Après plus de vingt ans à intervenir sur des installations en Isère, je vois passer des centaines de compteurs. Des studios grenoblois à 120 kWh par mois, des maisons du Voironnais à 2 000 kWh en janvier. La « moyenne » ne veut rien dire si on ne compare pas ce qui est comparable. Voici comment vous situer vraiment.
Ce que disent vraiment les chiffres nationaux
Selon les données publiées par le service statistique du ministère de la Transition écologique, la consommation électrique moyenne d’un ménage français tourne autour de 4 679 kWh par an, soit environ 390 kWh par mois. Mais ce chiffre global masque des écarts considérables.
La consommation moyenne d’électricité par jour pour une maison se situe autour de 12 à 13 kWh en moyenne annuelle. En hiver, on monte facilement à 30 ou 40 kWh quotidiens dans une maison chauffée à l’électricité. En été, on peut descendre sous les 8 kWh.
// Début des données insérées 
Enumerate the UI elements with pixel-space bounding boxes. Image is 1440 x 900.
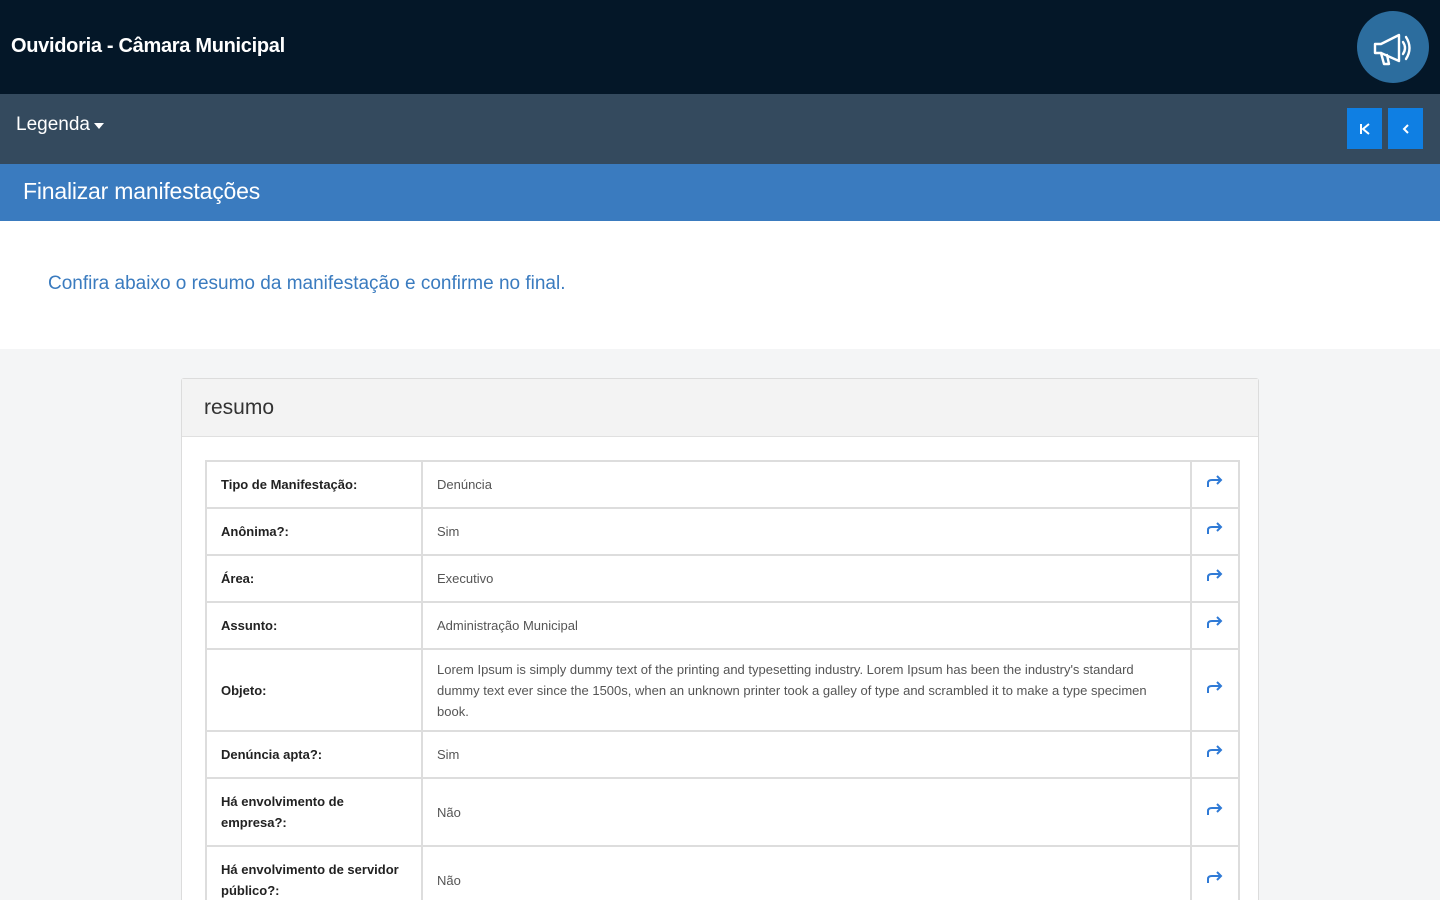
intro-text: Confira abaixo o resumo da manifestação … bbox=[48, 273, 566, 294]
toolbar bbox=[0, 94, 1440, 164]
edit-action-cell bbox=[1190, 601, 1240, 650]
edit-action-cell bbox=[1190, 730, 1240, 779]
table-row: Tipo de Manifestação: Denúncia bbox=[205, 460, 1240, 509]
table-row: Há envolvimento de servidor público?: Nã… bbox=[205, 845, 1240, 900]
table-row: Há envolvimento de empresa?: Não bbox=[205, 777, 1240, 847]
row-label: Denúncia apta?: bbox=[205, 730, 423, 779]
table-row: Denúncia apta?: Sim bbox=[205, 730, 1240, 779]
redo-icon[interactable] bbox=[1206, 522, 1224, 541]
edit-action-cell bbox=[1190, 554, 1240, 603]
redo-icon[interactable] bbox=[1206, 680, 1224, 700]
chevron-left-icon bbox=[1402, 123, 1409, 134]
edit-action-cell bbox=[1190, 507, 1240, 556]
row-label: Objeto: bbox=[205, 648, 423, 732]
edit-action-cell bbox=[1190, 845, 1240, 900]
row-label: Há envolvimento de empresa?: bbox=[205, 777, 423, 847]
redo-icon[interactable] bbox=[1206, 616, 1224, 635]
previous-page-button[interactable] bbox=[1388, 108, 1423, 149]
redo-icon[interactable] bbox=[1206, 745, 1224, 764]
redo-icon[interactable] bbox=[1206, 802, 1224, 822]
legend-label: Legenda bbox=[16, 114, 90, 135]
app-title: Ouvidoria - Câmara Municipal bbox=[11, 35, 285, 57]
row-label: Anônima?: bbox=[205, 507, 423, 556]
row-value: Não bbox=[421, 845, 1192, 900]
redo-icon[interactable] bbox=[1206, 475, 1224, 494]
table-row: Anônima?: Sim bbox=[205, 507, 1240, 556]
summary-table: Tipo de Manifestação: Denúncia Anônima?:… bbox=[205, 460, 1240, 900]
redo-icon[interactable] bbox=[1206, 870, 1224, 890]
row-value: Administração Municipal bbox=[421, 601, 1192, 650]
redo-icon[interactable] bbox=[1206, 569, 1224, 588]
panel-header: resumo bbox=[182, 379, 1258, 437]
first-page-button[interactable] bbox=[1347, 108, 1382, 149]
caret-down-icon bbox=[93, 123, 104, 129]
panel-title: resumo bbox=[204, 396, 275, 419]
summary-panel: resumo Tipo de Manifestação: Denúncia An… bbox=[181, 378, 1259, 900]
row-label: Há envolvimento de servidor público?: bbox=[205, 845, 423, 900]
row-label: Tipo de Manifestação: bbox=[205, 460, 423, 509]
row-value: Sim bbox=[421, 507, 1192, 556]
table-row: Área: Executivo bbox=[205, 554, 1240, 603]
row-value: Não bbox=[421, 777, 1192, 847]
edit-action-cell bbox=[1190, 648, 1240, 732]
row-label: Área: bbox=[205, 554, 423, 603]
megaphone-button[interactable] bbox=[1357, 11, 1429, 83]
edit-action-cell bbox=[1190, 777, 1240, 847]
edit-action-cell bbox=[1190, 460, 1240, 509]
row-value: Lorem Ipsum is simply dummy text of the … bbox=[421, 648, 1192, 732]
section-title: Finalizar manifestações bbox=[23, 178, 261, 204]
table-row: Objeto: Lorem Ipsum is simply dummy text… bbox=[205, 648, 1240, 732]
row-label: Assunto: bbox=[205, 601, 423, 650]
row-value: Sim bbox=[421, 730, 1192, 779]
skip-first-icon bbox=[1359, 122, 1370, 135]
row-value: Denúncia bbox=[421, 460, 1192, 509]
row-value: Executivo bbox=[421, 554, 1192, 603]
table-row: Assunto: Administração Municipal bbox=[205, 601, 1240, 650]
legend-dropdown[interactable]: Legenda bbox=[16, 114, 104, 136]
megaphone-icon bbox=[1373, 33, 1411, 66]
Ce qu’il faut comprendre, c’est que cette moyenne nationale inclut tous les types de logements : les appartements en centre-ville avec chauffage collectif au gaz (qui consomment très peu d’électricité) et les grandes maisons tout-électrique (qui tirent le chiffre vers le haut). Votre situation dépend de trois facteurs principaux :
- Le mode de chauffage : électrique, gaz, fioul, pompe à chaleur ou bois
- La surface habitable et l’isolation du logement
- Le nombre d’occupants et leurs habitudes
D’après les études de l’ADEME sur les équipements électriques domestiques, le chauffage pèse en moyenne 60 % de la facture dans les logements tout-électrique. Si vous retirez le chauffage de l’équation, les usages spécifiques (éclairage, électroménager, multimédia, cuisson) représentent environ 150 à 250 kWh par mois pour un foyer standard.

Consommation moyenne par taille de foyer : de 1 à 5 personnes
La question revient sans cesse dans mes échanges avec les clients : « Pour deux personnes, c’est normal combien ? » Voici les ordres de grandeur que j’utilise comme repères, en distinguant les logements avec et sans chauffage électrique.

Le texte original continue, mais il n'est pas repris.